Mar 8, 2014
Repeal the ‘Stand Your Ground’ Laws
Posted on Mar 27, 2012
Adam Zyglis, The Buffalo News
The “Stand Your Ground” laws in Florida and other states should all be repealed. At best, they are redundant. At worst, as in the Trayvon Martin killing, they are nothing but a license to kill.
Police in Sanford, Fla., cited the statute as grounds for their decision not to file charges against Martin’s killer, George Zimmerman. Martin, 17, was strolling home from a convenience store, armed with an iced tea and a bag of Skittles, when Zimmerman—a Neighborhood Watch volunteer and wannabe police officer—spotted him and decided he looked suspicious.
Zimmerman, who is 28, happened to be armed with a handgun. He followed Martin, despite instructions from a 911 operator not to do so. They had an encounter that left Zimmerman suffering from minor injuries and Martin dead on the ground from a gunshot wound. While we don’t know exactly what happened, we know that Zimmerman initiated the contact by stalking a young man who had done nothing more sinister than walk down the street wearing a hooded sweatshirt.
Police decided to release Zimmerman without charges because of the Stand Your Ground law. The relevant part of the statute says that “a person who is not engaged in an unlawful activity and who is attacked ... has no duty to retreat and has the right to stand his or her ground and meet force with force, including deadly force if he or she reasonably believes it is necessary to do so to prevent death or great bodily harm.”
This was a shocking travesty, as we now know. The “person who is not engaged in an unlawful activity and who is attacked” was Martin. Under the Florida law, as I read it, he had every right to feel he was in “imminent peril of death or great bodily harm” from the stranger who was following him. He had every right to confront Zimmerman—to stand his ground—and even to use deadly force, if necessary, to defend himself.

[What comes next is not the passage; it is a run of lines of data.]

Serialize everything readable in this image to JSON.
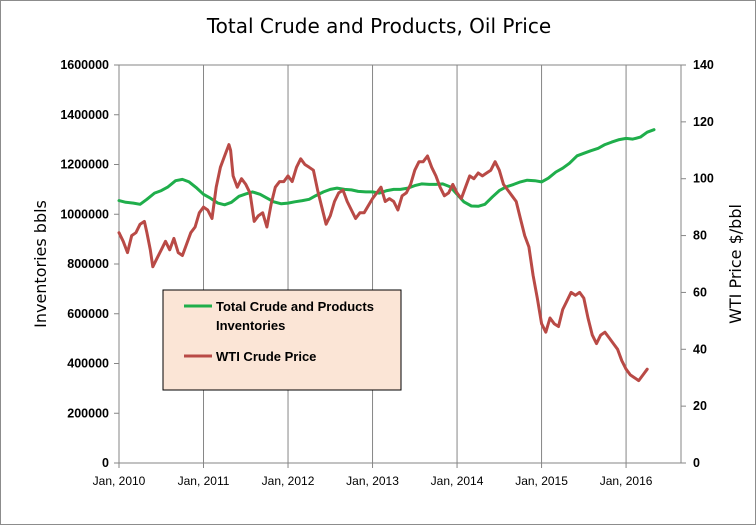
{
  "chart_data": {
    "type": "line",
    "title": "Total Crude and Products, Oil Price",
    "ylabel_left": "Inventories bbls",
    "ylabel_right": "WTI Price $/bbl",
    "xlabel": "",
    "x_ticks": [
      "Jan, 2010",
      "Jan, 2011",
      "Jan, 2012",
      "Jan, 2013",
      "Jan, 2014",
      "Jan, 2015",
      "Jan, 2016"
    ],
    "xlim": [
      2010.0,
      2016.65
    ],
    "ylim_left": [
      0,
      1600000
    ],
    "ylim_right": [
      0,
      140
    ],
    "y_ticks_left": [
      "0",
      "200000",
      "400000",
      "600000",
      "800000",
      "1000000",
      "1200000",
      "1400000",
      "1600000"
    ],
    "y_ticks_right": [
      "0",
      "20",
      "40",
      "60",
      "80",
      "100",
      "120",
      "140"
    ],
    "grid": "vertical lines only",
    "legend_position": "center-left",
    "series": [
      {
        "name": "Total Crude and Products Inventories",
        "axis": "left",
        "color": "#1fae4b",
        "points": [
          [
            2010.0,
            1055000
          ],
          [
            2010.08,
            1048000
          ],
          [
            2010.17,
            1045000
          ],
          [
            2010.25,
            1040000
          ],
          [
            2010.33,
            1060000
          ],
          [
            2010.42,
            1085000
          ],
          [
            2010.5,
            1095000
          ],
          [
            2010.58,
            1110000
          ],
          [
            2010.67,
            1135000
          ],
          [
            2010.75,
            1140000
          ],
          [
            2010.83,
            1130000
          ],
          [
            2010.92,
            1105000
          ],
          [
            2011.0,
            1080000
          ],
          [
            2011.08,
            1065000
          ],
          [
            2011.17,
            1045000
          ],
          [
            2011.25,
            1038000
          ],
          [
            2011.33,
            1048000
          ],
          [
            2011.42,
            1072000
          ],
          [
            2011.5,
            1082000
          ],
          [
            2011.58,
            1090000
          ],
          [
            2011.67,
            1080000
          ],
          [
            2011.75,
            1065000
          ],
          [
            2011.83,
            1050000
          ],
          [
            2011.92,
            1042000
          ],
          [
            2012.0,
            1045000
          ],
          [
            2012.08,
            1050000
          ],
          [
            2012.17,
            1055000
          ],
          [
            2012.25,
            1060000
          ],
          [
            2012.33,
            1075000
          ],
          [
            2012.42,
            1090000
          ],
          [
            2012.5,
            1100000
          ],
          [
            2012.58,
            1105000
          ],
          [
            2012.67,
            1100000
          ],
          [
            2012.75,
            1098000
          ],
          [
            2012.83,
            1092000
          ],
          [
            2012.92,
            1090000
          ],
          [
            2013.0,
            1090000
          ],
          [
            2013.08,
            1085000
          ],
          [
            2013.17,
            1095000
          ],
          [
            2013.25,
            1100000
          ],
          [
            2013.33,
            1100000
          ],
          [
            2013.42,
            1105000
          ],
          [
            2013.5,
            1115000
          ],
          [
            2013.58,
            1122000
          ],
          [
            2013.67,
            1120000
          ],
          [
            2013.75,
            1120000
          ],
          [
            2013.83,
            1122000
          ],
          [
            2013.92,
            1110000
          ],
          [
            2014.0,
            1080000
          ],
          [
            2014.08,
            1050000
          ],
          [
            2014.17,
            1033000
          ],
          [
            2014.25,
            1032000
          ],
          [
            2014.33,
            1040000
          ],
          [
            2014.42,
            1070000
          ],
          [
            2014.5,
            1095000
          ],
          [
            2014.58,
            1110000
          ],
          [
            2014.67,
            1120000
          ],
          [
            2014.75,
            1130000
          ],
          [
            2014.83,
            1137000
          ],
          [
            2014.92,
            1135000
          ],
          [
            2015.0,
            1130000
          ],
          [
            2015.08,
            1145000
          ],
          [
            2015.17,
            1170000
          ],
          [
            2015.25,
            1185000
          ],
          [
            2015.33,
            1205000
          ],
          [
            2015.42,
            1235000
          ],
          [
            2015.5,
            1245000
          ],
          [
            2015.58,
            1255000
          ],
          [
            2015.67,
            1265000
          ],
          [
            2015.75,
            1280000
          ],
          [
            2015.83,
            1290000
          ],
          [
            2015.92,
            1300000
          ],
          [
            2016.0,
            1305000
          ],
          [
            2016.08,
            1302000
          ],
          [
            2016.17,
            1310000
          ],
          [
            2016.25,
            1330000
          ],
          [
            2016.33,
            1340000
          ]
        ]
      },
      {
        "name": "WTI Crude Price",
        "axis": "right",
        "color": "#b94a46",
        "points": [
          [
            2010.0,
            81
          ],
          [
            2010.05,
            78
          ],
          [
            2010.1,
            74
          ],
          [
            2010.15,
            80
          ],
          [
            2010.2,
            81
          ],
          [
            2010.25,
            84
          ],
          [
            2010.3,
            85
          ],
          [
            2010.33,
            81
          ],
          [
            2010.37,
            75
          ],
          [
            2010.4,
            69
          ],
          [
            2010.45,
            72
          ],
          [
            2010.5,
            75
          ],
          [
            2010.55,
            78
          ],
          [
            2010.6,
            75
          ],
          [
            2010.65,
            79
          ],
          [
            2010.7,
            74
          ],
          [
            2010.75,
            73
          ],
          [
            2010.8,
            77
          ],
          [
            2010.85,
            81
          ],
          [
            2010.9,
            83
          ],
          [
            2010.95,
            88
          ],
          [
            2011.0,
            90
          ],
          [
            2011.05,
            89
          ],
          [
            2011.1,
            86
          ],
          [
            2011.15,
            97
          ],
          [
            2011.2,
            104
          ],
          [
            2011.25,
            108
          ],
          [
            2011.3,
            112
          ],
          [
            2011.32,
            110
          ],
          [
            2011.35,
            101
          ],
          [
            2011.4,
            97
          ],
          [
            2011.45,
            100
          ],
          [
            2011.5,
            98
          ],
          [
            2011.55,
            95
          ],
          [
            2011.6,
            85
          ],
          [
            2011.65,
            87
          ],
          [
            2011.7,
            88
          ],
          [
            2011.75,
            83
          ],
          [
            2011.8,
            91
          ],
          [
            2011.85,
            97
          ],
          [
            2011.9,
            99
          ],
          [
            2011.95,
            99
          ],
          [
            2012.0,
            101
          ],
          [
            2012.05,
            99
          ],
          [
            2012.1,
            104
          ],
          [
            2012.15,
            107
          ],
          [
            2012.2,
            105
          ],
          [
            2012.25,
            104
          ],
          [
            2012.3,
            103
          ],
          [
            2012.35,
            96
          ],
          [
            2012.4,
            90
          ],
          [
            2012.45,
            84
          ],
          [
            2012.5,
            87
          ],
          [
            2012.55,
            92
          ],
          [
            2012.6,
            95
          ],
          [
            2012.65,
            96
          ],
          [
            2012.7,
            92
          ],
          [
            2012.75,
            89
          ],
          [
            2012.8,
            86
          ],
          [
            2012.85,
            88
          ],
          [
            2012.9,
            88
          ],
          [
            2013.0,
            93
          ],
          [
            2013.05,
            95
          ],
          [
            2013.1,
            97
          ],
          [
            2013.15,
            92
          ],
          [
            2013.2,
            93
          ],
          [
            2013.25,
            92
          ],
          [
            2013.3,
            89
          ],
          [
            2013.35,
            94
          ],
          [
            2013.4,
            95
          ],
          [
            2013.45,
            98
          ],
          [
            2013.5,
            103
          ],
          [
            2013.55,
            106
          ],
          [
            2013.6,
            106
          ],
          [
            2013.65,
            108
          ],
          [
            2013.7,
            104
          ],
          [
            2013.75,
            101
          ],
          [
            2013.8,
            97
          ],
          [
            2013.85,
            94
          ],
          [
            2013.9,
            95
          ],
          [
            2013.95,
            98
          ],
          [
            2014.0,
            95
          ],
          [
            2014.05,
            93
          ],
          [
            2014.1,
            97
          ],
          [
            2014.15,
            101
          ],
          [
            2014.2,
            100
          ],
          [
            2014.25,
            102
          ],
          [
            2014.3,
            101
          ],
          [
            2014.35,
            102
          ],
          [
            2014.4,
            103
          ],
          [
            2014.45,
            106
          ],
          [
            2014.5,
            103
          ],
          [
            2014.55,
            98
          ],
          [
            2014.6,
            96
          ],
          [
            2014.65,
            94
          ],
          [
            2014.7,
            92
          ],
          [
            2014.75,
            86
          ],
          [
            2014.8,
            80
          ],
          [
            2014.85,
            76
          ],
          [
            2014.9,
            66
          ],
          [
            2014.95,
            58
          ],
          [
            2015.0,
            49
          ],
          [
            2015.05,
            46
          ],
          [
            2015.1,
            51
          ],
          [
            2015.15,
            49
          ],
          [
            2015.2,
            48
          ],
          [
            2015.25,
            54
          ],
          [
            2015.3,
            57
          ],
          [
            2015.35,
            60
          ],
          [
            2015.4,
            59
          ],
          [
            2015.45,
            60
          ],
          [
            2015.5,
            58
          ],
          [
            2015.55,
            51
          ],
          [
            2015.6,
            45
          ],
          [
            2015.65,
            42
          ],
          [
            2015.7,
            45
          ],
          [
            2015.75,
            46
          ],
          [
            2015.8,
            44
          ],
          [
            2015.85,
            42
          ],
          [
            2015.9,
            40
          ],
          [
            2015.95,
            36
          ],
          [
            2016.0,
            33
          ],
          [
            2016.05,
            31
          ],
          [
            2016.1,
            30
          ],
          [
            2016.15,
            29
          ],
          [
            2016.2,
            31
          ],
          [
            2016.25,
            33
          ]
        ]
      }
    ]
  }
}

Imagine that Martin, not Zimmerman, had been carrying a legal handgun—and that it was Zimmerman who ended up dead. It seems to be that the law should have compelled police to release Martin, a young African-American in a hoodie, without charges.
Somehow, I doubt that would have happened.
The consensus view, which I’ve heard expressed by supporters of Stand Your Ground, is that police were wrong to extend the law’s self-defense immunity to Zimmerman so quickly without a more thorough investigation—and that given what we have learned about Zimmerman’s pursuit of Martin, the law does not seem to apply.
But then why does Florida, or any other state, need this statute? State laws already allowed the use of deadly force in self-defense. By making explicit that the person who feels threatened has no obligation to retreat, all the state Legislature accomplished was to lessen the odds that a hot-tempered confrontation would be allowed to cool down without violence.
The Florida law took effect in 2005. Five years later, the Tampa Bay Times said that reports of justifiable homicide across the state had tripled. The newspaper found cases in which the protection of Stand Your Ground had been invoked by persons who felt—perhaps with good reason, perhaps not—that they faced imminent attack in their homes. Those incidents were at least in keeping with the intent of the legislation. But the paper also found the law being used to excuse violence committed during fights at house parties, disputes between neighbors and disagreements in public parks.
“Gangsters are using this law to have gunfights,” Tallahassee state’s attorney Willie Meggs told the Times.
Following Florida’s lead, about 20 states have enacted similar legislation. I doubt you will be surprised to hear that the National Rifle Association has lobbied hard to get these dangerous and unnecessary statutes approved.
These laws encourage hotheads to go into potential confrontations with loaded firearms. They give permission to shoot first and ask questions later. This may be good for gun manufacturers, funeral homes and the NRA, but it’s tragic for justice in America.